Attoté toxicity to the liver was assessed by measuring enzyme activity such as aspartate aminotransferase, alanine aminotransferase, alkaline phosphatase and gamma glutamyl transpeptidase. These enzymes are commonly analyzed to assess liver damage [22]. The ASAT and ALAT enzymes originate from the mitochondria and cytoplasm of cells. In the event of cell death, liver damage or increased permeability of hepatocyte membranes, these enzymes can be released into the bloodstream, leading to an increase in their serum concentration [23] [24]. During the treatment of rats treated with different concentrations of Attoté, the activity of the GGT and PAL enzymes did not vary. However, those of ALAT and ASAT showed an increase in their activity, and statistical analysis showed no significant difference (p > 0.05) in the rates of variation between the control and treated batches, irrespective of the dose administered on day 28 of exposure.

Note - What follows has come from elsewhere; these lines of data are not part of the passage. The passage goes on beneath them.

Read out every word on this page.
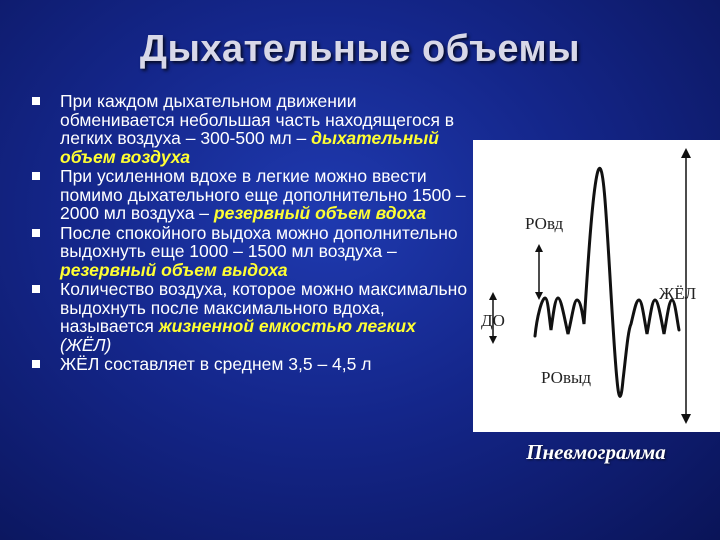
Дыхательные объемы
При каждом дыхательном движении обменивается небольшая часть находящегося в легких воздуха – 300-500 мл – дыхательный объем воздуха
При усиленном вдохе в легкие можно ввести помимо дыхательного еще дополнительно 1500 – 2000 мл воздуха – резервный объем вдоха
После спокойного выдоха можно дополнительно выдохнуть еще 1000 – 1500 мл воздуха – резервный объем выдоха
Количество воздуха, которое можно максимально выдохнуть после максимального вдоха, называется жизненной емкостью легких (ЖЁЛ)
ЖЁЛ составляет в среднем 3,5 – 4,5 л
РОвд
ДО
ЖЁЛ
РОвыд
Пневмограмма
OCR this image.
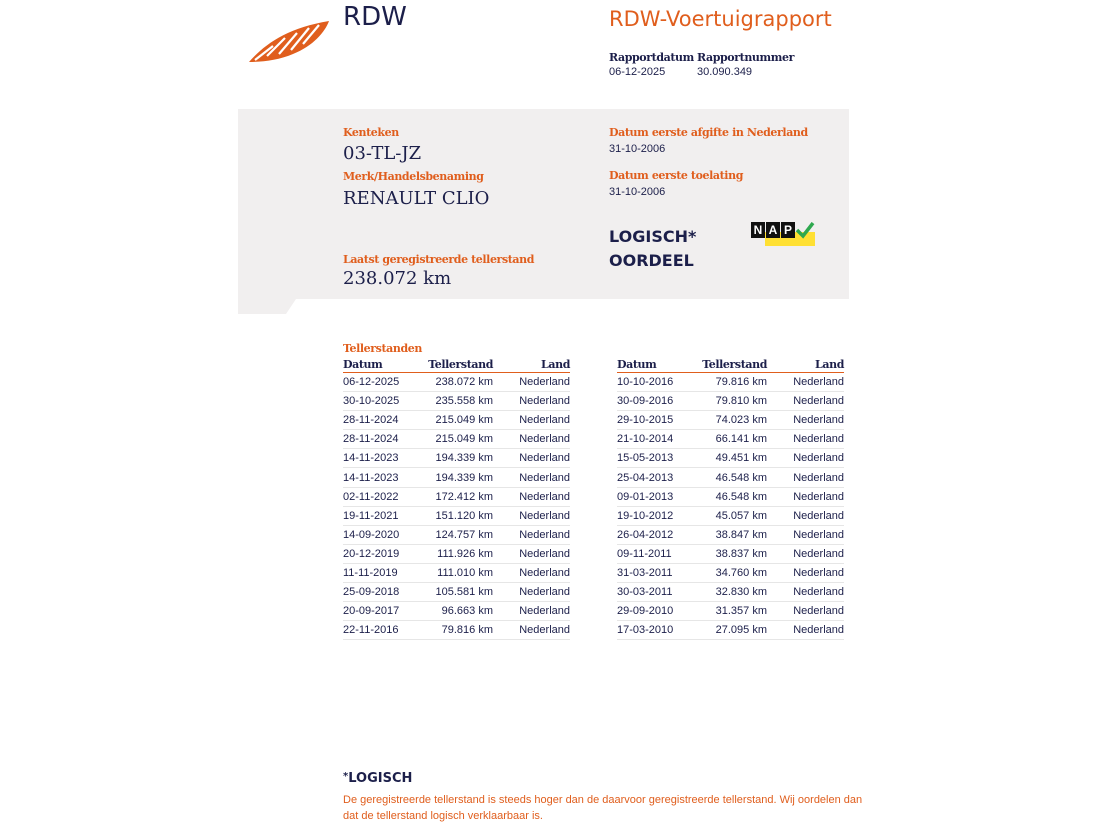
RDW	RDW-Voertuigrapport
Rapportdatum
06-12-2025
Rapportnummer
30.090.349
Kenteken
03-TL-JZ
Merk/Handelsbenaming
RENAULT CLIO
Laatst geregistreerde tellerstand
238.072 km
Datum eerste afgifte in Nederland
31-10-2006
Datum eerste toelating
31-10-2006
LOGISCH*
OORDEEL
N A P
Tellerstanden
Datum	Tellerstand	Land
06-12-2025	238.072 km	Nederland
30-10-2025	235.558 km	Nederland
28-11-2024	215.049 km	Nederland
28-11-2024	215.049 km	Nederland
14-11-2023	194.339 km	Nederland
14-11-2023	194.339 km	Nederland
02-11-2022	172.412 km	Nederland
19-11-2021	151.120 km	Nederland
14-09-2020	124.757 km	Nederland
20-12-2019	111.926 km	Nederland
11-11-2019	111.010 km	Nederland
25-09-2018	105.581 km	Nederland
20-09-2017	96.663 km	Nederland
22-11-2016	79.816 km	Nederland
Datum	Tellerstand	Land
10-10-2016	79.816 km	Nederland
30-09-2016	79.810 km	Nederland
29-10-2015	74.023 km	Nederland
21-10-2014	66.141 km	Nederland
15-05-2013	49.451 km	Nederland
25-04-2013	46.548 km	Nederland
09-01-2013	46.548 km	Nederland
19-10-2012	45.057 km	Nederland
26-04-2012	38.847 km	Nederland
09-11-2011	38.837 km	Nederland
31-03-2011	34.760 km	Nederland
30-03-2011	32.830 km	Nederland
29-09-2010	31.357 km	Nederland
17-03-2010	27.095 km	Nederland
*LOGISCH
De geregistreerde tellerstand is steeds hoger dan de daarvoor geregistreerde tellerstand. Wij oordelen dan dat de tellerstand logisch verklaarbaar is.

Results obtained in the present study show that the four weeks of treatment of animals with Attoté did not induce lesions in liver tissue. In contrast, Lamchouri et al. showed that chronic treatment (12 weeks) with Peganum harmala alkaloid extracts significantly increased the activities of these enzymes in rats. Results showed that after 4 weeks of treatment, ALAT activity was non-significantly reduced in animals treated with the 800 mg/kg dose [25].
Histological sections of liver tissue showed almost identical normal anatomical structures in the livers of rats from Lot T to Lot III. Liver cells showed no alteration in tissue structure compared with controls. These results suggest that Attoté extract does not interfere with liver function or integrity; these results are similar to those of Kamo et al. who observed an absence of lesions, oedema or necrosis in the hearts of rats treated with hydroalcoholic extract of Terminalia mantaly [11].
5. Conclusion
The aim of this study was to assess the hepatotoxic effects of the Attoté medicated drink. The hepatic biochemical parameters ALT, ASAT, ALP and GGT showed no significant change (p > 0.05) in the group of treated rats compared with controls. However, moderate variations in the direction of an increase in the biochemical parameters measured were evidenced, albeit transient, as the values remained almost within the standard reference limits. Moreover, microscopic observations of liver tissue sections from treated rats showed no lesions, oedema or necrosis. These results suggest that Attoté did not interfere with liver function or alter liver integrity. The study should be further investigated to understand Attté’s toxic mechanisms on human cell lines (HepG2) and thus contribute to its reformulation as an improved traditional medicine (ITM) for modern herbal medicine.
Acknowledgements
We express gratitude to the Department of Fundamental Clinical and Biochemistry of the Institut Pasteur de Côte d’Ivoire, and the Animals Physiology laboratory of Félix Houphouët-Boigny University for the facilities in conducting this research.